Besides, what is the minimal usage for reproducing your model? Is it capable for consumer hardware, e.g. 43090/4V100, or the minimal usage is 8*A100? and do you have the plan for supporting Accelerate/DeepSpeed for offloading/quantization training? And your full training pipeline doesn't support low-resource fine-tuning technique, e.g., lora/pTuning?
Many Thanks for your reply!
Hi, thanks for your interest in our work. The delta weights size is 25G since we use float32 as torch_dtype, and vicuna-7b-delta-v1.1 uses float16. We have changed to float16 and reloaded the delta weights to huggingface https://huggingface.co/YuxinJiang/Lion, please check again.
Besides, the checking integrity
is copied from Stanford-alpaca and is not applicable to our case.
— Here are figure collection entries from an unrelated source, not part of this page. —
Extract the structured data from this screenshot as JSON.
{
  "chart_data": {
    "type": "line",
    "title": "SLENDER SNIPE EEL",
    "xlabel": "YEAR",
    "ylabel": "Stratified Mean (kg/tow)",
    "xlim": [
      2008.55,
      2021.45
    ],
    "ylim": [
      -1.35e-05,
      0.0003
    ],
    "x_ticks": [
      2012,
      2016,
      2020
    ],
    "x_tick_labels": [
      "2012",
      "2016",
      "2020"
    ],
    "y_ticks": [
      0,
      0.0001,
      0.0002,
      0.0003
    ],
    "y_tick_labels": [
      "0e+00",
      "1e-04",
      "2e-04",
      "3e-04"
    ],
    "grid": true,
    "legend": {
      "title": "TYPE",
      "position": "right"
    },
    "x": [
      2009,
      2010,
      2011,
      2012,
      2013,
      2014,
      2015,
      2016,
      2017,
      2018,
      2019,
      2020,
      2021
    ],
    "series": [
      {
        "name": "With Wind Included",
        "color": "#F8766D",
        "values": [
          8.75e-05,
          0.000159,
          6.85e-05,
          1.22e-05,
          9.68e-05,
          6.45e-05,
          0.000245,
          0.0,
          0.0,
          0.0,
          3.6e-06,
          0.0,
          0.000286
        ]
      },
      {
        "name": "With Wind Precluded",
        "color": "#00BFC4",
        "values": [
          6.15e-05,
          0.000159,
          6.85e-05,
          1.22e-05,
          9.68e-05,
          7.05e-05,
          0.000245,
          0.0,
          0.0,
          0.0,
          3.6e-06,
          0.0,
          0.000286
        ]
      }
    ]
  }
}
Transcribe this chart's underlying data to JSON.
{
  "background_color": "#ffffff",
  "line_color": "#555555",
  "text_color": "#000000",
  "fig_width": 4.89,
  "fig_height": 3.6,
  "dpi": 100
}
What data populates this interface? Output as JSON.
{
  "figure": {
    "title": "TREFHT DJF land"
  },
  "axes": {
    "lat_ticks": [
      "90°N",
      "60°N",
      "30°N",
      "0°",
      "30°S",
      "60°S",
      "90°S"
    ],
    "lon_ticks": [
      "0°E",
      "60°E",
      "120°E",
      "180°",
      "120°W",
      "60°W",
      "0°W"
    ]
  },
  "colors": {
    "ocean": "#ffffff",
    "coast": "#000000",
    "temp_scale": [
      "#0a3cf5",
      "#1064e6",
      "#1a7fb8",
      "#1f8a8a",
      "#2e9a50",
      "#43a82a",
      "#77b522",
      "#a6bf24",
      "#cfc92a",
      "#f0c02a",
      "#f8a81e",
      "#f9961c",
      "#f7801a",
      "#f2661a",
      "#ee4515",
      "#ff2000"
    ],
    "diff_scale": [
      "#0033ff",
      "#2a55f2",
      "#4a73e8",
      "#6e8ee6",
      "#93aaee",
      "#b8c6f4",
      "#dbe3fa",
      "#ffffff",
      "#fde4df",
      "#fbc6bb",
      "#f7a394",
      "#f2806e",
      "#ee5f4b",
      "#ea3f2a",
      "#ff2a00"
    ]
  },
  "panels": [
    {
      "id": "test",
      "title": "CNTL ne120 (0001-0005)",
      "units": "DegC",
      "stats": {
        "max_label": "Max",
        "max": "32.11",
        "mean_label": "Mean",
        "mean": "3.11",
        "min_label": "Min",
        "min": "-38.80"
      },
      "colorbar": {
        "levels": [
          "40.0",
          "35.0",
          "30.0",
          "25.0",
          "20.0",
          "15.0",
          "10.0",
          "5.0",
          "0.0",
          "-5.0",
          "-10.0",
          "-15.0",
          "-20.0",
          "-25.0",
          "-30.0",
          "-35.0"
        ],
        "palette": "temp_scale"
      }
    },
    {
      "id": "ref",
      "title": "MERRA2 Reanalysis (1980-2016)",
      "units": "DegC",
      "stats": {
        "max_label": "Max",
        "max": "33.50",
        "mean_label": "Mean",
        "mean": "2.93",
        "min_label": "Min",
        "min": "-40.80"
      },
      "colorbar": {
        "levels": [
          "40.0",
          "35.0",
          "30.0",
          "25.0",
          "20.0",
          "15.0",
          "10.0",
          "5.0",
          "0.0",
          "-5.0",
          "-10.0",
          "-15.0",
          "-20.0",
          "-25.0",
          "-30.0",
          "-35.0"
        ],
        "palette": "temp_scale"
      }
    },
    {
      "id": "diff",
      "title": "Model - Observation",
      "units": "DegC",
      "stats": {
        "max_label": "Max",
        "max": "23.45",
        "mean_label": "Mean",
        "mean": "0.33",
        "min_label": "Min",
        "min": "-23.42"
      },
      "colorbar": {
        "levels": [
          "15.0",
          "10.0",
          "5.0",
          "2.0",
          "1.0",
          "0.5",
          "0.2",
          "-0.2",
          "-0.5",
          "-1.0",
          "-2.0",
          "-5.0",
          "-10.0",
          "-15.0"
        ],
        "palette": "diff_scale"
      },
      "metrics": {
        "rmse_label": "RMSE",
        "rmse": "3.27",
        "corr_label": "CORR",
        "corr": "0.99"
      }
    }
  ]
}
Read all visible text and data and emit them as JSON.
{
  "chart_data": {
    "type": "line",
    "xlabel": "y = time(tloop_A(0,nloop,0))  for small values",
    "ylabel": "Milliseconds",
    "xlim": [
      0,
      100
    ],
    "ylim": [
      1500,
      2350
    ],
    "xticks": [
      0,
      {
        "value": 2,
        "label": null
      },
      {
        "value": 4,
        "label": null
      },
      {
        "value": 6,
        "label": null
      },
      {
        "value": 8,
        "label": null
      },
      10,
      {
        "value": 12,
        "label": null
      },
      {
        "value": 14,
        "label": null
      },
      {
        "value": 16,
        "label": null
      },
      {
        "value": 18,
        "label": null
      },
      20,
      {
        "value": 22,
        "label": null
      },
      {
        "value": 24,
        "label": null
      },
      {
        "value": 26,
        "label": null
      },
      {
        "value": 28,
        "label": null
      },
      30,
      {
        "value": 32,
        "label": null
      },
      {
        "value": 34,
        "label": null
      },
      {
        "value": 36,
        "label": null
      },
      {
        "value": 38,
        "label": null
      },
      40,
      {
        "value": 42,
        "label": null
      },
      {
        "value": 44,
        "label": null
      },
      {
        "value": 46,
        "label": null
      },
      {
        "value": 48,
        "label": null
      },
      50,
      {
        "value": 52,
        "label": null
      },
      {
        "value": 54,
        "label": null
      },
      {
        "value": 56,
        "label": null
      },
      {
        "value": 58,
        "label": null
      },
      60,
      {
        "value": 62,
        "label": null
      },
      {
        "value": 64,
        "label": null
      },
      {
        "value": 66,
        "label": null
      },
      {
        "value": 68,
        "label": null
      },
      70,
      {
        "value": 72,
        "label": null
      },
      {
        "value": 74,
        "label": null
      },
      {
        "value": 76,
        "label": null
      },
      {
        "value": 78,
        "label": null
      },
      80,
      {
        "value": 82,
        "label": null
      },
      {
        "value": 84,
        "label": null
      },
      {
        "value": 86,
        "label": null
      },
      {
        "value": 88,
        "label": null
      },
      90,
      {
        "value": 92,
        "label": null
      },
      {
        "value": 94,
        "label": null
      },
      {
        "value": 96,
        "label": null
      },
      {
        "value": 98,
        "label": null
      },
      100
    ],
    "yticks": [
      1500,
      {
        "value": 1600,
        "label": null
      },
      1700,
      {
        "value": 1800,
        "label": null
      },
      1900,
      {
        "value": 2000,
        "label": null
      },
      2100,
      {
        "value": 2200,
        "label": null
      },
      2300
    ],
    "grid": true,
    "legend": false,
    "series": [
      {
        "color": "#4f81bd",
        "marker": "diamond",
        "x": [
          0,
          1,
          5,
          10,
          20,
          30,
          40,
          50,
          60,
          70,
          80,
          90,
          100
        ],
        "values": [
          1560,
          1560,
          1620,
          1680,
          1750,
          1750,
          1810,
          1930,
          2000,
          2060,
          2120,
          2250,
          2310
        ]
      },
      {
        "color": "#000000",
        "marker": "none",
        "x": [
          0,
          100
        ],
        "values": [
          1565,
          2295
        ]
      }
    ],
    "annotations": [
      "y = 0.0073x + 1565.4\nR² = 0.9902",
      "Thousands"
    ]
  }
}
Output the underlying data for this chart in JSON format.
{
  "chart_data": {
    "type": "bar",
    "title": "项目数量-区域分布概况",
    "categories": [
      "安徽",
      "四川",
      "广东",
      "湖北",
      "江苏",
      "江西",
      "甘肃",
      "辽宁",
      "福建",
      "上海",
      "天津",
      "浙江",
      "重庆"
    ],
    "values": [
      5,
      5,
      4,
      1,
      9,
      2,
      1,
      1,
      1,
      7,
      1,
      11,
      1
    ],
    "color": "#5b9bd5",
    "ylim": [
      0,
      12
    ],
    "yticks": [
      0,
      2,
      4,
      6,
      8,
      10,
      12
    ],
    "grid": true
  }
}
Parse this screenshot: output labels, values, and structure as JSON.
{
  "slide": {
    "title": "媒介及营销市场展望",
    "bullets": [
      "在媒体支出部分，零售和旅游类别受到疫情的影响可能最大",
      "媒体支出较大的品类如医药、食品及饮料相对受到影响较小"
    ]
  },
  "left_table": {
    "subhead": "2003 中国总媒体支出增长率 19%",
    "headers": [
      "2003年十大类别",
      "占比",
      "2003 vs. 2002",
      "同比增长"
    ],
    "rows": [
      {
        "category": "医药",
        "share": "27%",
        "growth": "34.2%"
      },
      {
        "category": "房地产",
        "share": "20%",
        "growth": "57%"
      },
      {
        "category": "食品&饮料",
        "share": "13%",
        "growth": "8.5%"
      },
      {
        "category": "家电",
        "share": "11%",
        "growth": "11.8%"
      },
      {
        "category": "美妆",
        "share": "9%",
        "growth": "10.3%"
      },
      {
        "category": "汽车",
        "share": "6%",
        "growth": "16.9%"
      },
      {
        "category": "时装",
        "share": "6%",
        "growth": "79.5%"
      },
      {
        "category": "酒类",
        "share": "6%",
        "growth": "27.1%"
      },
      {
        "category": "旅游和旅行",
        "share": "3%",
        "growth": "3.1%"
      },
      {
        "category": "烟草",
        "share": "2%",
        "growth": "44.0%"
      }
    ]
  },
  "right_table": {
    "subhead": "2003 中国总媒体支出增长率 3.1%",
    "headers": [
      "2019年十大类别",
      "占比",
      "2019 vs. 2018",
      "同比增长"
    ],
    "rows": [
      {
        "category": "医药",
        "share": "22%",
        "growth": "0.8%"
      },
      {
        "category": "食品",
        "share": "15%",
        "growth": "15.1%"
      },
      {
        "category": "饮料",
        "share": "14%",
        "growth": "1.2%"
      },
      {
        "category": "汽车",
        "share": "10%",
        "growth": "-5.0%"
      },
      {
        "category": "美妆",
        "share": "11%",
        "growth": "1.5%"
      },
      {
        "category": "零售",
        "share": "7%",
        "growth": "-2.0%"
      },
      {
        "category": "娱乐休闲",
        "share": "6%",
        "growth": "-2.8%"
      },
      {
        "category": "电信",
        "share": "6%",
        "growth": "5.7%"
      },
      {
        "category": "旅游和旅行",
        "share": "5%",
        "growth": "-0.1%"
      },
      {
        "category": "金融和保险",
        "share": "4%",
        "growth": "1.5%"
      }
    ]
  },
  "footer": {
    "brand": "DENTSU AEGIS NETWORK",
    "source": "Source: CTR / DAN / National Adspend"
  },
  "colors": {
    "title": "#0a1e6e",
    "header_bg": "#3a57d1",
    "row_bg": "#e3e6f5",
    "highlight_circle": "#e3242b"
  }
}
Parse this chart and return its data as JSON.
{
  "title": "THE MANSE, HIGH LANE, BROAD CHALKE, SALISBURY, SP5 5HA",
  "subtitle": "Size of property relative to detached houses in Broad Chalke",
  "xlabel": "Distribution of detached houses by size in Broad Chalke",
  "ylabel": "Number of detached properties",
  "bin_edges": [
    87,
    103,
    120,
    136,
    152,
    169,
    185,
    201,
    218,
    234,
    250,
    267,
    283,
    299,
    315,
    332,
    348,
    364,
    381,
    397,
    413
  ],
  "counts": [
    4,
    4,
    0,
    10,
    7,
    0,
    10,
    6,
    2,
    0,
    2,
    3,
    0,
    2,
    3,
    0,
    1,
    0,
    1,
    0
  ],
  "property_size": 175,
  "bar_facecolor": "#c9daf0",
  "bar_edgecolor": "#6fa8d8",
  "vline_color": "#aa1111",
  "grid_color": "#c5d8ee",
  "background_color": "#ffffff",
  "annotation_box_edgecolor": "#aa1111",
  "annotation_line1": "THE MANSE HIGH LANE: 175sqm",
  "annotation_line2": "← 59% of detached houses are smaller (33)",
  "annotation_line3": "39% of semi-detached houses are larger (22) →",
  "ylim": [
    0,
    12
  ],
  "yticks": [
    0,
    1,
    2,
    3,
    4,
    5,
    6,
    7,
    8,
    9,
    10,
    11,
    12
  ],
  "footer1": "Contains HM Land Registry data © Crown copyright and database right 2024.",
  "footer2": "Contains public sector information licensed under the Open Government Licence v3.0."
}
We have modified the code, now you can merge our delta weights with LLAMA-7b base model successfully.
Currently, the minimal usage for fine-tuning our model is at least 8 × 48GB GPUs for ~7 hours. Our framework also supports Accelerate/DeepSpeed as well as lora/pTuning. We will update the related instructions later.
Thanks for your valuable feedback!